I would venture to guess that Anon, who wrote so many poems without signing them, was often a woman. ― Virginia Woolf
In the same way that some people enjoy reading memoirs or biographies about famous writers, I enjoy reading books about publishers. My most recent find is Woolf’s Head Publishing: The Highlights and New Lights of the Hogarth Press. It is a beautifully-designed book that catalogues the surprisingly diverse range of titles published by feminist writer Virginia Woolf and her husband Leonard during the early twentieth century. As every fan of Virginia Woolf knows, she wrote a great deal about how difficult it was to be a female writer during her time. In fact, the struggle of women trying to make it in a man’s world forms the central theme in many of her novels so it’s gratifying to see how she simply forged ahead and started her own press, and quite successfully too. She did not allow her gender to become an issue.
In a previous blog post I mentioned a proposal to publish an anthology of writing by Luso North American women. It triggered an angry email from a reader who insisted a women-only anthology was sexist and demeaning. Her point was that niche themes based on gender or ethnicity were putting up roadblocks to that Utopian future in which full equality will reign and people will be judged by the quality of their writing and not by their gender, race or ethnicity. Okay, I get it, I really do. After all, I too was incensed by Wikipedia’s segregation of American women novelists earlier this year. In my defense, my reasons for wanting to do this anthology are simple: As an emerging independent publisher, anthologies would be a way to develop a community of writers who may go on to produce more polished work in future—I’d be getting in on the ground floor, so to speak, and nurturing the development of new authors. The anthology’s niche theme—writing by Luso North American women— would allow for the book to be specifically targeted to my audience, primarily members of the Luso North American community. Lastly, I enjoy working with women.
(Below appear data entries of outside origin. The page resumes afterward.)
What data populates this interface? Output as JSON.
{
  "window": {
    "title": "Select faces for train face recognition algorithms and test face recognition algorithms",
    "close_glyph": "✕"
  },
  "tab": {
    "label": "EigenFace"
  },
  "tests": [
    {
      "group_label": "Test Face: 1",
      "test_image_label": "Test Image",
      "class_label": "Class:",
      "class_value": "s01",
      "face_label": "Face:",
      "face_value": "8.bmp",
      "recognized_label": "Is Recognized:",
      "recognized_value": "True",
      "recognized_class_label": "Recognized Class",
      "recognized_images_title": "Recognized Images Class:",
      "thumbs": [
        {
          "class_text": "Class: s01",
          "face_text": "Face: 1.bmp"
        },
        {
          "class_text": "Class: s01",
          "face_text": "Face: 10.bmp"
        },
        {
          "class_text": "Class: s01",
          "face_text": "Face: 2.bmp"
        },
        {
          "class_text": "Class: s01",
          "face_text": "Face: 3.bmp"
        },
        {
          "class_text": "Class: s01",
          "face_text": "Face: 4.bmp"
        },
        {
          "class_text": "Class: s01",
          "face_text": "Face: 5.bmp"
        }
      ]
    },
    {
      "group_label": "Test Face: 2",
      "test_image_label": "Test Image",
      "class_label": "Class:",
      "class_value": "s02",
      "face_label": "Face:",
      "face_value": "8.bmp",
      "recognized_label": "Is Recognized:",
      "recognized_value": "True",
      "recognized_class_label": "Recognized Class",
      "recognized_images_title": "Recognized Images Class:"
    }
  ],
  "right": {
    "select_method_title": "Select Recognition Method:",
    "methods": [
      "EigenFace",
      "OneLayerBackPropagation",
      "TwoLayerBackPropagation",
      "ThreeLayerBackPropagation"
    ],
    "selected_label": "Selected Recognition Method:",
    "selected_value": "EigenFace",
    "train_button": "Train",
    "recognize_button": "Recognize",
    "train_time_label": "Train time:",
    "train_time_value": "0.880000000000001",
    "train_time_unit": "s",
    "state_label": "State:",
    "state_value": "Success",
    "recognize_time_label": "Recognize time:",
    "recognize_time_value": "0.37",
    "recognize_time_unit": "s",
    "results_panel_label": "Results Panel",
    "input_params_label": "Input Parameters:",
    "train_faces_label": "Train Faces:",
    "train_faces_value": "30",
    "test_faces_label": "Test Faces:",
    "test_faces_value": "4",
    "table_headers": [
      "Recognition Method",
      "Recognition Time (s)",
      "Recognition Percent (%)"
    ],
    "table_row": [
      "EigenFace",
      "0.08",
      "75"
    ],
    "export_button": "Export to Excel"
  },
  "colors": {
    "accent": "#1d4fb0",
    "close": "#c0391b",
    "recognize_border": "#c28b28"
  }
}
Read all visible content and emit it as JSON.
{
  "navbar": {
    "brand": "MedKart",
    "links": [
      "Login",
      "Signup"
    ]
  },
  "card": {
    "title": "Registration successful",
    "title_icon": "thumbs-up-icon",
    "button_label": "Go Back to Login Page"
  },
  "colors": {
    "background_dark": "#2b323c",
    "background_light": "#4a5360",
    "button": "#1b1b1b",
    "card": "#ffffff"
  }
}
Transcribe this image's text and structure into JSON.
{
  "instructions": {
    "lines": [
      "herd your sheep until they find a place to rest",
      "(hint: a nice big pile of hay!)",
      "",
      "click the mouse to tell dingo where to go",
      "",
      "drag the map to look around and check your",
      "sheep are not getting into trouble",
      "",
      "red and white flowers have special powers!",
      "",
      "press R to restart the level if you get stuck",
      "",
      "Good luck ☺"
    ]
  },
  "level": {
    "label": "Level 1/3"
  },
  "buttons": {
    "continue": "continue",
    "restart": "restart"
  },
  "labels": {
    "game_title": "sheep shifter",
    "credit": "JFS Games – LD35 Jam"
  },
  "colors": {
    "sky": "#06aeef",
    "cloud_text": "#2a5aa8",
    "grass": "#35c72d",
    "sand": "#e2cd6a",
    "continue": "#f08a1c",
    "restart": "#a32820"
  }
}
I was quite chagrined by the woman’s email until I came across her comment on another blog later that day about the Vida count in which she accuses the publishing industry of intentionally offering more publishing opportunities to male writers. Whaaat? I guess I’m damned if I do, and damned if I don’t.
According to VIDA and CWILA (Canadian Women in the Literary Arts), there appears to be a bias, borne out by startling statistics, against women publishing in North America. What’s so difficult about addressing sexism in publishing is that you often can’t point to a deliberate decision or unscrupulous motive on the part of those in the literary industry. There are too many moving parts—agents, editors, publishers, publicists and the sales team—between the author and their potential reader. In addition, why would there be a conspiracy against women writers? First and foremost, publishing is a business. Publishers are looking for books that will capture an audience, books that will sell—regardless of the author’s gender. In Forbes’ newly released list of the world’s highest-paid authors, women took three out of the top five positions. Furthermore, there are a number of successful women-only publishing houses like Virago, Perugia Press, Alice James Books, Artemis Press, Paris Press and Second Story Press. And yet, I do believe women writers continue to get short thrift in the publishing industry. It’s subtle but I’ve experienced it. Sexism in publishing exists.
The whole issue of discrimination against women writers is a prickly topic, that it makes me rather nervous to even voice an opinion in case a lynch e-mob appears but I’m curious: if a woman publisher decides to put out a book composed of pieces by Luso North American women writers, is she helping the cause or contributing to a double-whammy marginalization of a minority group?